Web Analytics and Star Trek

Captain Kirk.jpg Companies fall into a trap when they collect Web site statistics.

They report statistics, not analyze them, said Matthew Bailey, president of SiteLogic Marketing.

Bailey, addressing an audience at SES NY, said a company must first know what its goals are, and then identify key performance indicators to track such as sales leads or downloads. “Then focus on a goal and ask how are we reaching that goal,” he said. “Start asking those kinds of questions rather than how many unique visitors we have each month.”

Bailey advocates the use of “segmentation” to track a company’s Web site performance.
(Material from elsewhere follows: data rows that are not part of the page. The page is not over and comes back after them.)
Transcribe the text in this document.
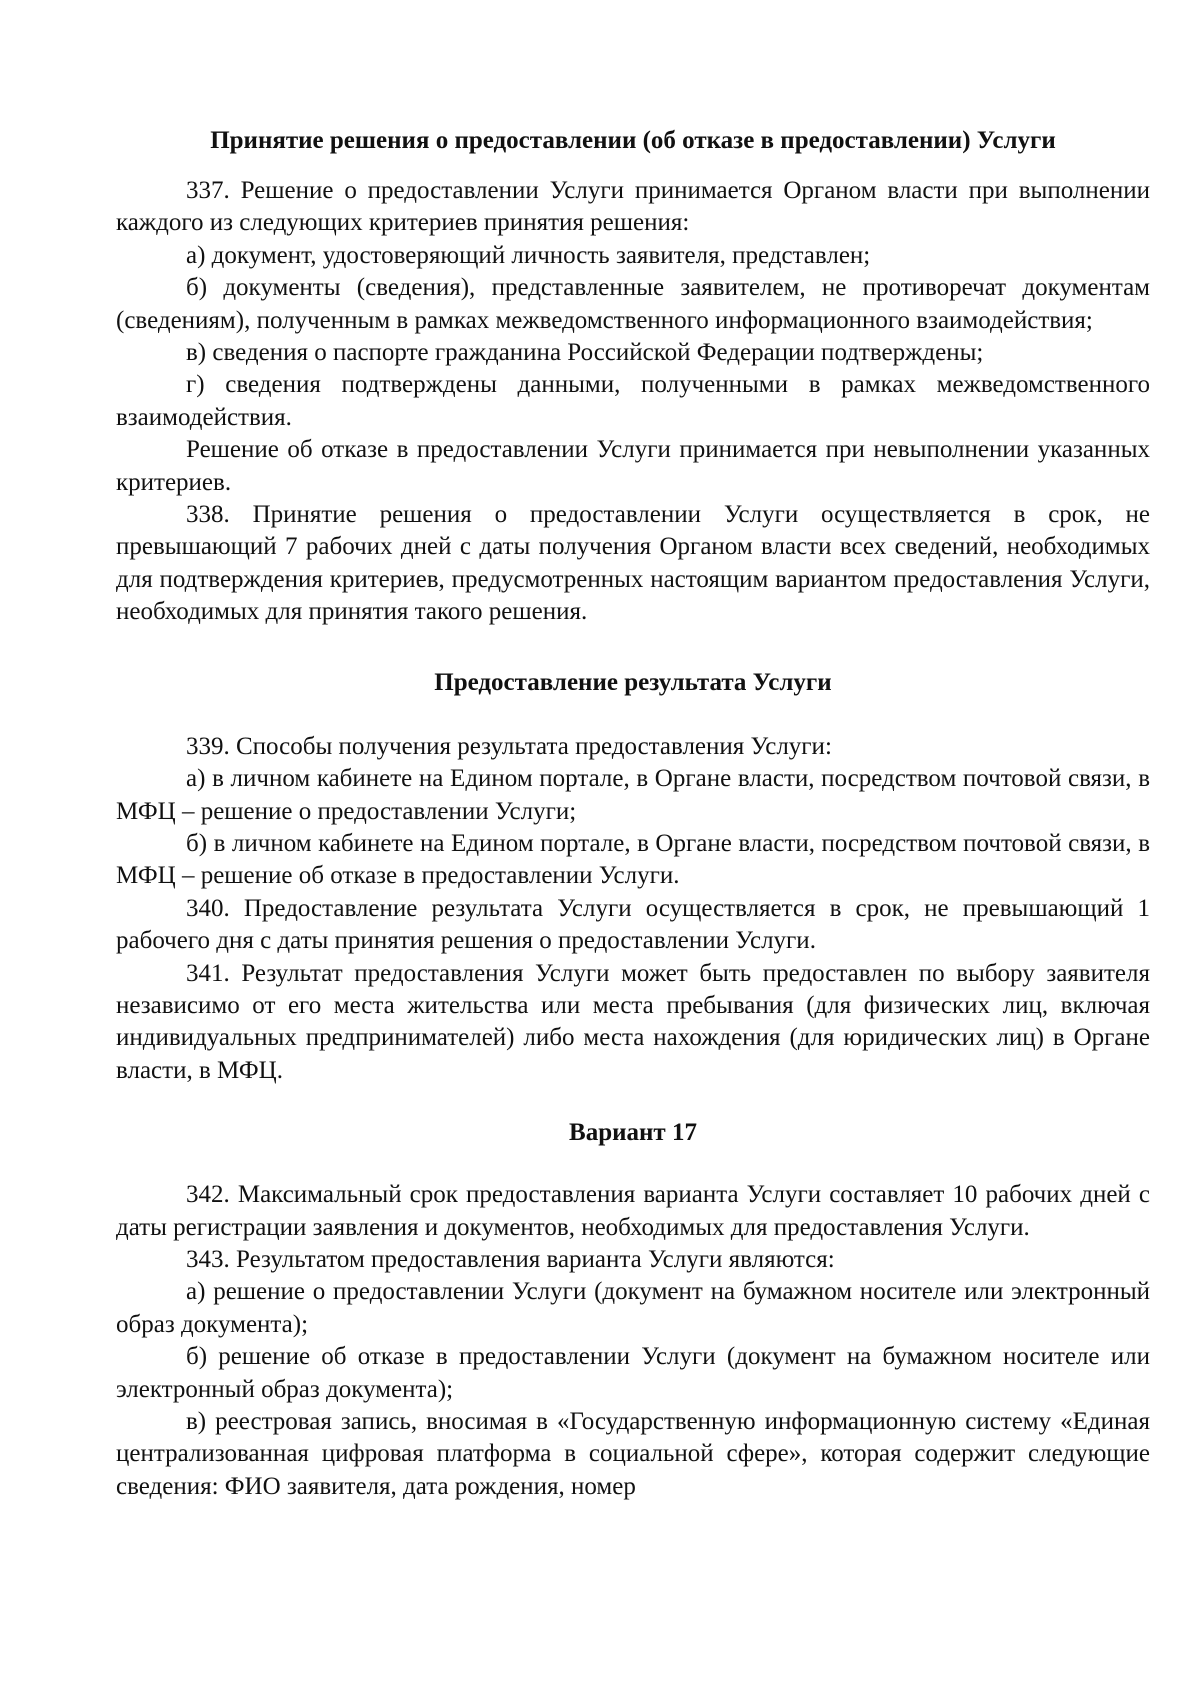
Принятие решения о предоставлении (об отказе в предоставлении) Услуги

337. Решение о предоставлении Услуги принимается Органом власти при выполнении каждого из следующих критериев принятия решения:

а) документ, удостоверяющий личность заявителя, представлен;

б) документы (сведения), представленные заявителем, не противоречат документам (сведениям), полученным в рамках межведомственного информационного взаимодействия;

в) сведения о паспорте гражданина Российской Федерации подтверждены;

г) сведения подтверждены данными, полученными в рамках межведомственного взаимодействия.

Решение об отказе в предоставлении Услуги принимается при невыполнении указанных критериев.

338. Принятие решения о предоставлении Услуги осуществляется в срок, не превышающий 7 рабочих дней с даты получения Органом власти всех сведений, необходимых для подтверждения критериев, предусмотренных настоящим вариантом предоставления Услуги, необходимых для принятия такого решения.

Предоставление результата Услуги

339. Способы получения результата предоставления Услуги:

а) в личном кабинете на Едином портале, в Органе власти, посредством почтовой связи, в МФЦ – решение о предоставлении Услуги;

б) в личном кабинете на Едином портале, в Органе власти, посредством почтовой связи, в МФЦ – решение об отказе в предоставлении Услуги.

340. Предоставление результата Услуги осуществляется в срок, не превышающий 1 рабочего дня с даты принятия решения о предоставлении Услуги.

341. Результат предоставления Услуги может быть предоставлен по выбору заявителя независимо от его места жительства или места пребывания (для физических лиц, включая индивидуальных предпринимателей) либо места нахождения (для юридических лиц) в Органе власти, в МФЦ.

Вариант 17

342. Максимальный срок предоставления варианта Услуги составляет 10 рабочих дней с даты регистрации заявления и документов, необходимых для предоставления Услуги.

343. Результатом предоставления варианта Услуги являются:

а) решение о предоставлении Услуги (документ на бумажном носителе или электронный образ документа);

б) решение об отказе в предоставлении Услуги (документ на бумажном носителе или электронный образ документа);

в) реестровая запись, вносимая в «Государственную информационную систему «Единая централизованная цифровая платформа в социальной сфере», которая содержит следующие сведения: ФИО заявителя, дата рождения, номер
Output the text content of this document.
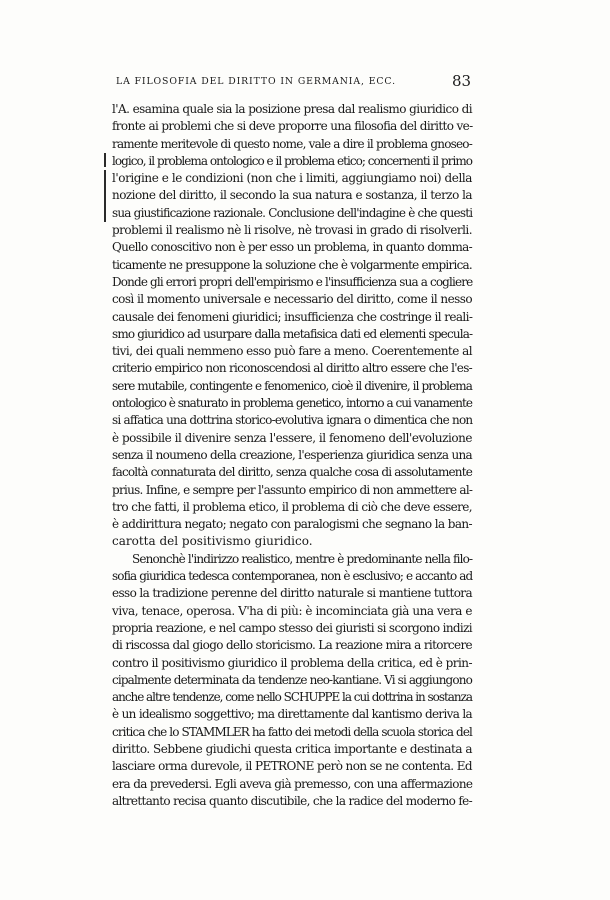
LA FILOSOFIA DEL DIRITTO IN GERMANIA, ECC.	83
l'A. esamina quale sia la posizione presa dal realismo giuridico di
fronte ai problemi che si deve proporre una filosofia del diritto ve-
ramente meritevole di questo nome, vale a dire il problema gnoseo-
logico, il problema ontologico e il problema etico; concernenti il primo
l'origine e le condizioni (non che i limiti, aggiungiamo noi) della
nozione del diritto, il secondo la sua natura e sostanza, il terzo la
sua giustificazione razionale. Conclusione dell'indagine è che questi
problemi il realismo nè li risolve, nè trovasi in grado di risolverli.
Quello conoscitivo non è per esso un problema, in quanto domma-
ticamente ne presuppone la soluzione che è volgarmente empirica.
Donde gli errori propri dell'empirismo e l'insufficienza sua a cogliere
così il momento universale e necessario del diritto, come il nesso
causale dei fenomeni giuridici; insufficienza che costringe il reali-
smo giuridico ad usurpare dalla metafisica dati ed elementi specula-
tivi, dei quali nemmeno esso può fare a meno. Coerentemente al
criterio empirico non riconoscendosi al diritto altro essere che l'es-
sere mutabile, contingente e fenomenico, cioè il divenire, il problema
ontologico è snaturato in problema genetico, intorno a cui vanamente
si affatica una dottrina storico-evolutiva ignara o dimentica che non
è possibile il divenire senza l'essere, il fenomeno dell'evoluzione
senza il noumeno della creazione, l'esperienza giuridica senza una
facoltà connaturata del diritto, senza qualche cosa di assolutamente
prius. Infine, e sempre per l'assunto empirico di non ammettere al-
tro che fatti, il problema etico, il problema di ciò che deve essere,
è addirittura negato; negato con paralogismi che segnano la ban-
carotta del positivismo giuridico.
Senonchè l'indirizzo realistico, mentre è predominante nella filo-
sofia giuridica tedesca contemporanea, non è esclusivo; e accanto ad
esso la tradizione perenne del diritto naturale si mantiene tuttora
viva, tenace, operosa. V'ha di più: è incominciata già una vera e
propria reazione, e nel campo stesso dei giuristi si scorgono indizi
di riscossa dal giogo dello storicismo. La reazione mira a ritorcere
contro il positivismo giuridico il problema della critica, ed è prin-
cipalmente determinata da tendenze neo-kantiane. Vi si aggiungono
anche altre tendenze, come nello SCHUPPE la cui dottrina in sostanza
è un idealismo soggettivo; ma direttamente dal kantismo deriva la
critica che lo STAMMLER ha fatto dei metodi della scuola storica del
diritto. Sebbene giudichi questa critica importante e destinata a
lasciare orma durevole, il PETRONE però non se ne contenta. Ed
era da prevedersi. Egli aveva già premesso, con una affermazione
altrettanto recisa quanto discutibile, che la radice del moderno fe-
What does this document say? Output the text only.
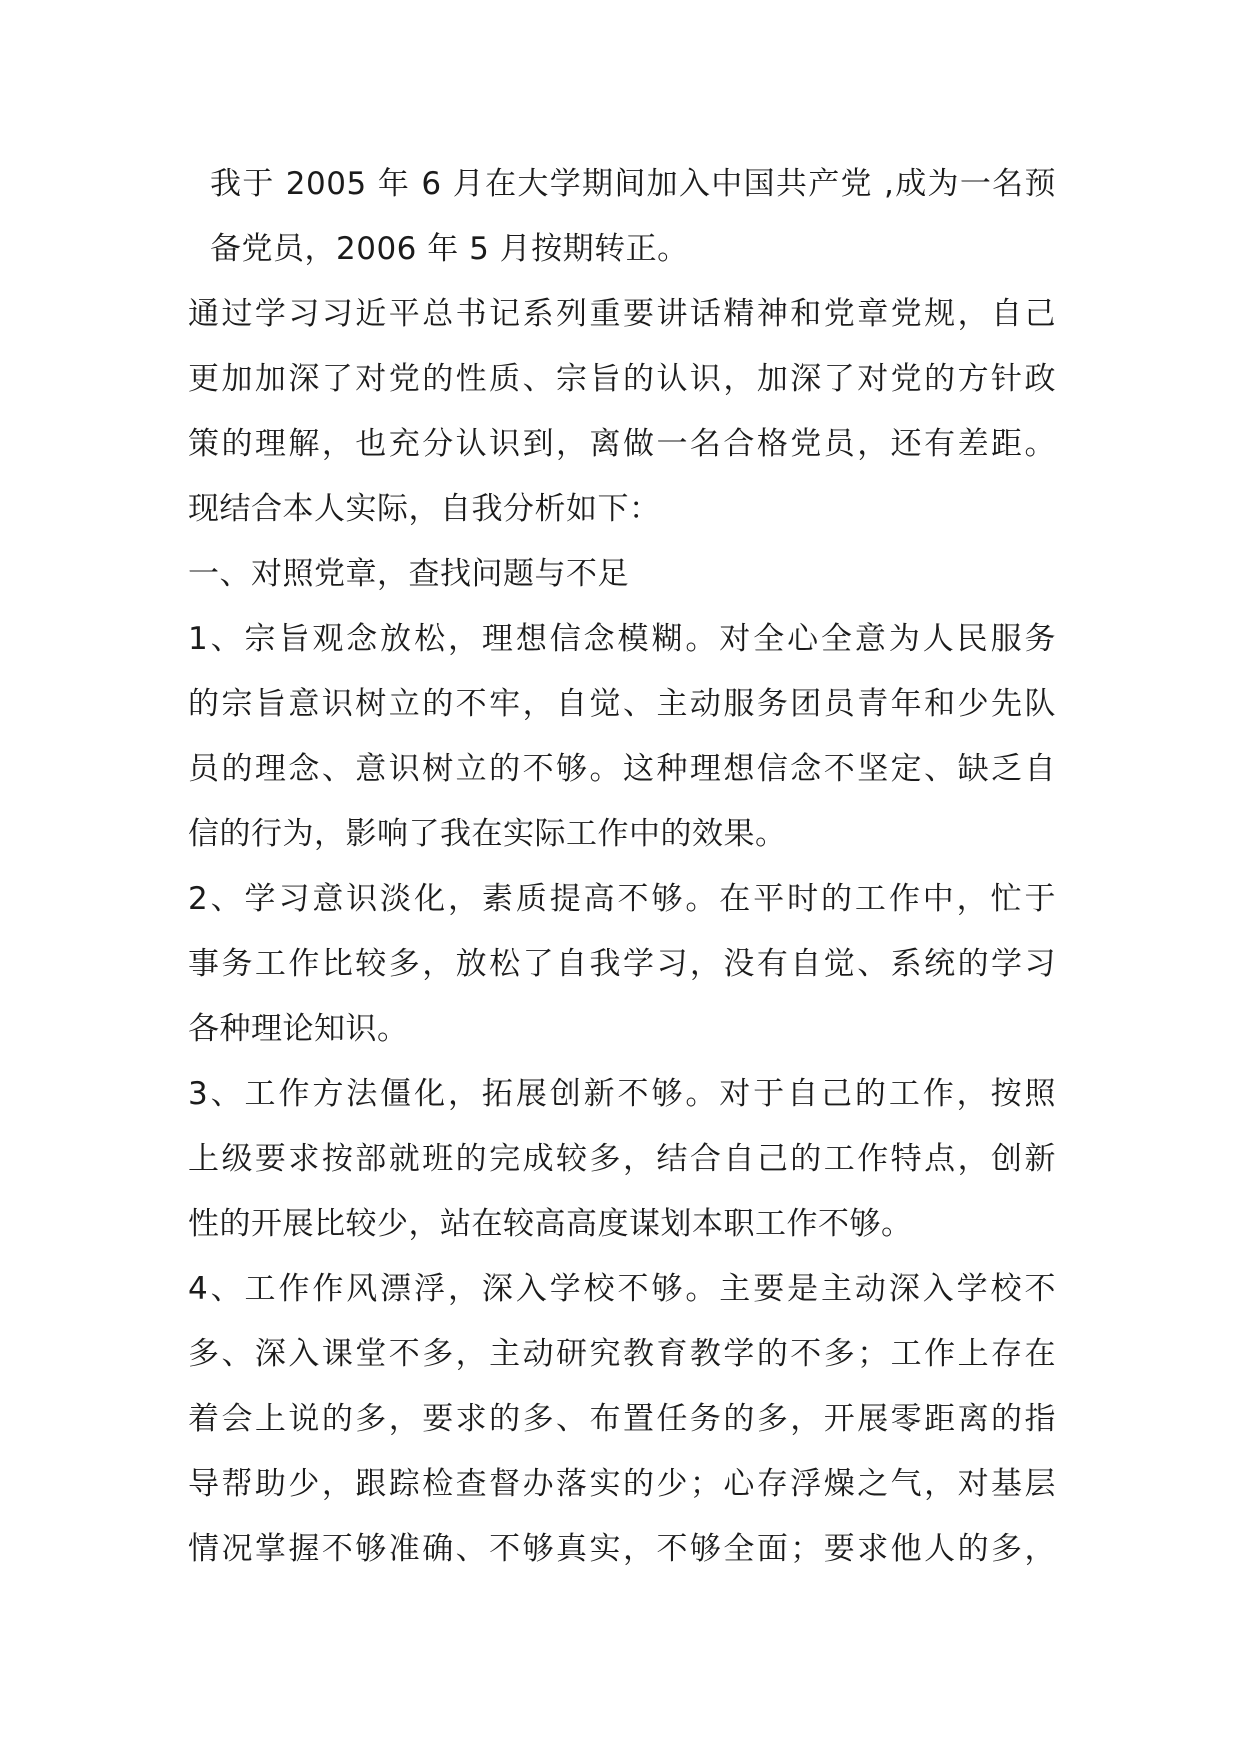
我于 2005 年 6 月在大学期间加入中国共产党 ,成为一名预
备党员，2006 年 5 月按期转正。
通过学习习近平总书记系列重要讲话精神和党章党规，自己
更加加深了对党的性质、宗旨的认识，加深了对党的方针政
策的理解，也充分认识到，离做一名合格党员，还有差距。
现结合本人实际，自我分析如下：
一、对照党章，查找问题与不足
1、宗旨观念放松，理想信念模糊。对全心全意为人民服务
的宗旨意识树立的不牢，自觉、主动服务团员青年和少先队
员的理念、意识树立的不够。这种理想信念不坚定、缺乏自
信的行为，影响了我在实际工作中的效果。
2、学习意识淡化，素质提高不够。在平时的工作中，忙于
事务工作比较多，放松了自我学习，没有自觉、系统的学习
各种理论知识。
3、工作方法僵化，拓展创新不够。对于自己的工作，按照
上级要求按部就班的完成较多，结合自己的工作特点，创新
性的开展比较少，站在较高高度谋划本职工作不够。
4、工作作风漂浮，深入学校不够。主要是主动深入学校不
多、深入课堂不多，主动研究教育教学的不多；工作上存在
着会上说的多，要求的多、布置任务的多，开展零距离的指
导帮助少，跟踪检查督办落实的少；心存浮燥之气，对基层
情况掌握不够准确、不够真实，不够全面；要求他人的多，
What exactly does that have to do with Star Trek?

To make his point, Bailey referred to the original Star Trek television series, which was aired in the 1960s. He said the starship Enterprise started with a crew of 430 people. By year five, 59 crew members had died; 43 of whom, or 73 percent were wearing red shirts. The others were in yellow or blue shirts. “We have a little bit of knowledge, but we don’t have any indicator what we can do with it,” he said.

After a little more digging, Bailey said one would learn that 57.5 percent of the crew members who accompanied Captain Kirk on a mission died. If they accompanied the captain when he met an alien woman, the survival rate soared to 84 percent. Comparing the circumstances when red shirt crew died is an example of segmentation, he said, advising the audience to apply the concept to Web site analytics. For instance, a site that sells both MP3 players and digital cameras should track results for each product to gain additional insights on what works and doesn’t work.

“Segmenting your visitors, where they came from, what they are looking for…trying to find the goals and motivations of your visitors and segmenting them to get a little bit of intelligence,” he said.

Bailey says he’s surprised by how many companies still tracking the number of “hits” they receive. “It’s so ’90s,” he says. “We have to get beyond reporting these types of numbers…it drives me insane,” he said, imploring the audience to dig deeper into the data that’s collected.